Ana Sayfa
Kavram Arama : THS Google   |   Forum İçi Arama  

Üye İsmi
Şifre

Meslektaşların Soruları Hukukçu meslektaşların hukuki nitelikte sorularını birbirlerine yöneltecekleri mesleki yardımlaşma forumu. SADECE hukuk fakültesi mezunları ile hukuk profesyonellerinin (bilirkişi, icra müdürü vb.) yazışmasına açıktır. [Yeni Soru Sorun]

adi senet itirazın iptali davası ispat

Yanıt
Konuyu Değerlendirin Konu İçinde Arama Konu Araçları  
Old 02-10-2012, 18:04   #1
adalet-le

 
Varsayılan adi senet itirazın iptali davası ispat

Merhabalar,

Müvekkile adi senede dayanarak (senette keşide tarihi olmadığı için adi senet haline gelmiştir.) icra takibi başlatılmış ve yapılan itiraz neticesi davacı taraf itirazın iptali davası açmıştır. Sormak istediğim elinde adi senet olan davacının başka bir delil göstermeden davayı kazanması mümkün müdür? Kambiyo senetlerinden farklı olarak Mücerretlik ilkesi geçerli olmadığı için asıl borç ilişkisini de ispatlaması gerekmez mi? Senette malen veya nakten kaydı da yoktur. Bu konuda yargıtay kararı var mıdır? Teşekkürler..
Old 02-10-2012, 23:02   #2
Yücel Kocabaş

 
Varsayılan

T.C.

YARGITAY

13. HUKUK DAİRESİ

E. 2011/80

K. 2011/834

T. 25.1.2011

• ALACAK DAVASI ( Takipten Feragate Rağmen Esas Hak Hukuki Varlığını Korumaya Devam Ettiğinden Alacaklı Alacağının Tahsili İçin Dava veya Yeniden İcra Takibi Yoluna Başvurabileceği )

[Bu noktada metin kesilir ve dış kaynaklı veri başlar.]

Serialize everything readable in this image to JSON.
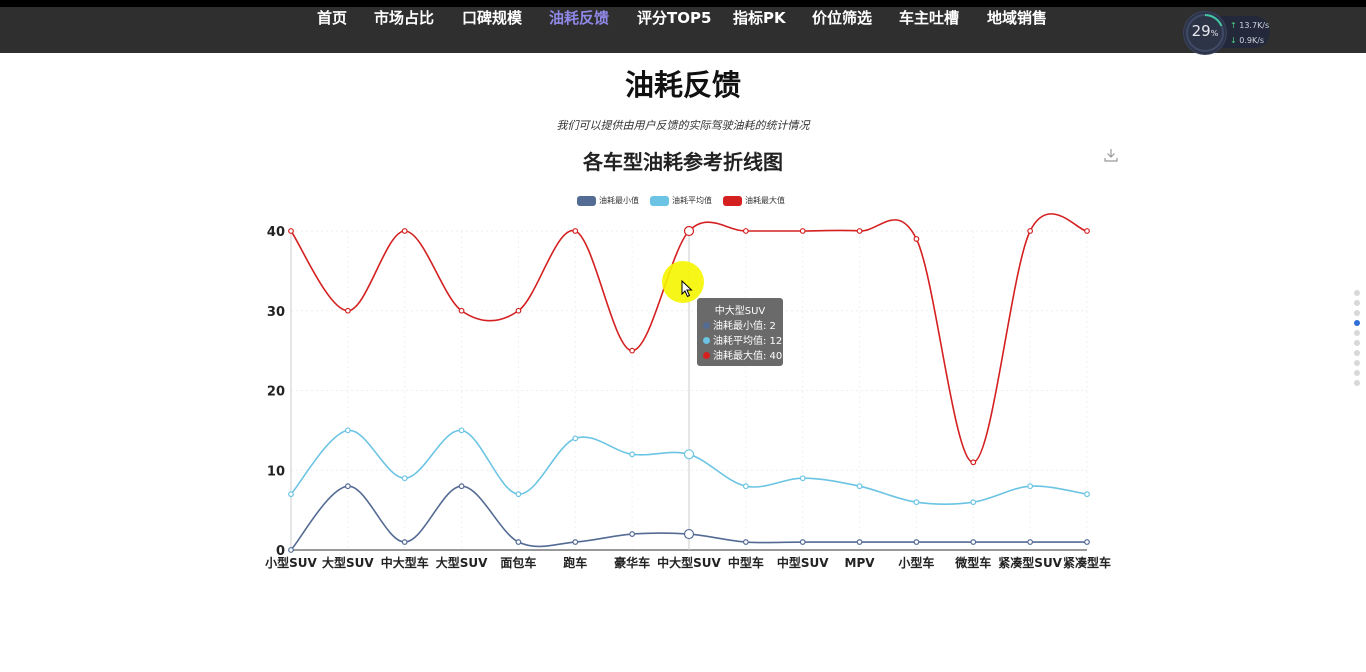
{
  "nav": {
    "items": [
      {
        "label": "首页"
      },
      {
        "label": "市场占比"
      },
      {
        "label": "口碑规模"
      },
      {
        "label": "油耗反馈"
      },
      {
        "label": "评分TOP5"
      },
      {
        "label": "指标PK"
      },
      {
        "label": "价位筛选"
      },
      {
        "label": "车主吐槽"
      },
      {
        "label": "地域销售"
      }
    ],
    "active_index": 3
  },
  "widget": {
    "percent": "29",
    "percent_unit": "%",
    "upload": "13.7K/s",
    "download": "0.9K/s"
  },
  "header": {
    "title": "油耗反馈",
    "subtitle": "我们可以提供由用户反馈的实际驾驶油耗的统计情况"
  },
  "chart_data": {
    "type": "line",
    "title": "各车型油耗参考折线图",
    "categories": [
      "小型SUV",
      "大型SUV",
      "中大型车",
      "大型SUV",
      "面包车",
      "跑车",
      "豪华车",
      "中大型SUV",
      "中型车",
      "中型SUV",
      "MPV",
      "小型车",
      "微型车",
      "紧凑型SUV",
      "紧凑型车"
    ],
    "series": [
      {
        "name": "油耗最小值",
        "color": "#546b94",
        "values": [
          0,
          8,
          1,
          8,
          1,
          1,
          2,
          2,
          1,
          1,
          1,
          1,
          1,
          1,
          1
        ]
      },
      {
        "name": "油耗平均值",
        "color": "#6bc4e3",
        "values": [
          7,
          15,
          9,
          15,
          7,
          14,
          12,
          12,
          8,
          9,
          8,
          6,
          6,
          8,
          7
        ]
      },
      {
        "name": "油耗最大值",
        "color": "#d42020",
        "values": [
          40,
          30,
          40,
          30,
          30,
          40,
          25,
          40,
          40,
          40,
          40,
          39,
          11,
          40,
          40
        ]
      }
    ],
    "ylim": [
      0,
      40
    ],
    "yticks": [
      0,
      10,
      20,
      30,
      40
    ],
    "xlabel": "",
    "ylabel": "",
    "grid": true,
    "legend_position": "top-center",
    "smooth": true
  },
  "tooltip": {
    "category": "中大型SUV",
    "rows": [
      {
        "text": "油耗最小值: 2",
        "color": "#546b94"
      },
      {
        "text": "油耗平均值: 12",
        "color": "#6bc4e3"
      },
      {
        "text": "油耗最大值: 40",
        "color": "#d42020"
      }
    ],
    "index": 7
  },
  "side_nav": {
    "count": 10,
    "active_index": 3
  },
  "icons": {
    "download": "download-icon",
    "cursor": "cursor-arrow-icon"
  }
}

• FERAGAT ( Alacak Davası - Takipten Feragate Rağmen Esas Hak Hukuki Varlığını Korumaya Devam Ettiğinden Alacaklı Alacağının Tahsili İçin Dava veya Yeniden İcra Takibi Yoluna Başvurabileceği )

• İMZASI İNKAR EDİLMEYEN SENET ( Feragat Etmiş Olduğu Takipten Sonra Alacağının Tahsili İçin Bu Davanın Açıldığı - Mahkemece Davada Delil Olarak Dayanılan ve İmzası İnkar Edilmeyen Tanzim Tarihli Adi Senette Yazılı Olan Alacak Miktarının Davalıdan Tahsiline Karar Verilmesi Gerektiği )

1086/m.95

ÖZET : Mahkemece , "davalı hakkında daha önce başlatılan takipten feragat edilmiş olması" da, davanın reddini gerektiren bir diğer gerekçe olarak gösterilmiş ise de, davacı vekili icra Müdürlüğünde "takibimizden feragat ediyoruz, senet aslının tarafımıza tevdiini talep ederiz." Şeklinde beyanda bulunmuş olup, söz konusu bu beyan, hakkın özünden feragat niteliğinde değildir. Esas haktan feragatin açık bir şekilde yapılması gerekli olduğundan, hakkın özünden değil, sadece takipten feragat edildiği anlaşılmaktadır. Takipten feragate rağmen esas hak, hukuki varlığını korumaya devam ettiğinden, alacaklı, alacağının tahsili için dava veya yeniden icra takibi yoluna başvurabilir. Somut olayda da davacı , feragat etmiş olduğu takipten sonra alacağının tahsili için iş bu davayı açmış olup, mahkemece, davada delil olarak dayanılan ve imzası inkar edilmeyen, tanzim tarihli adi senette yazılı olan alacak miktarının davalıdan tahsiline karar verilmesi gerekir.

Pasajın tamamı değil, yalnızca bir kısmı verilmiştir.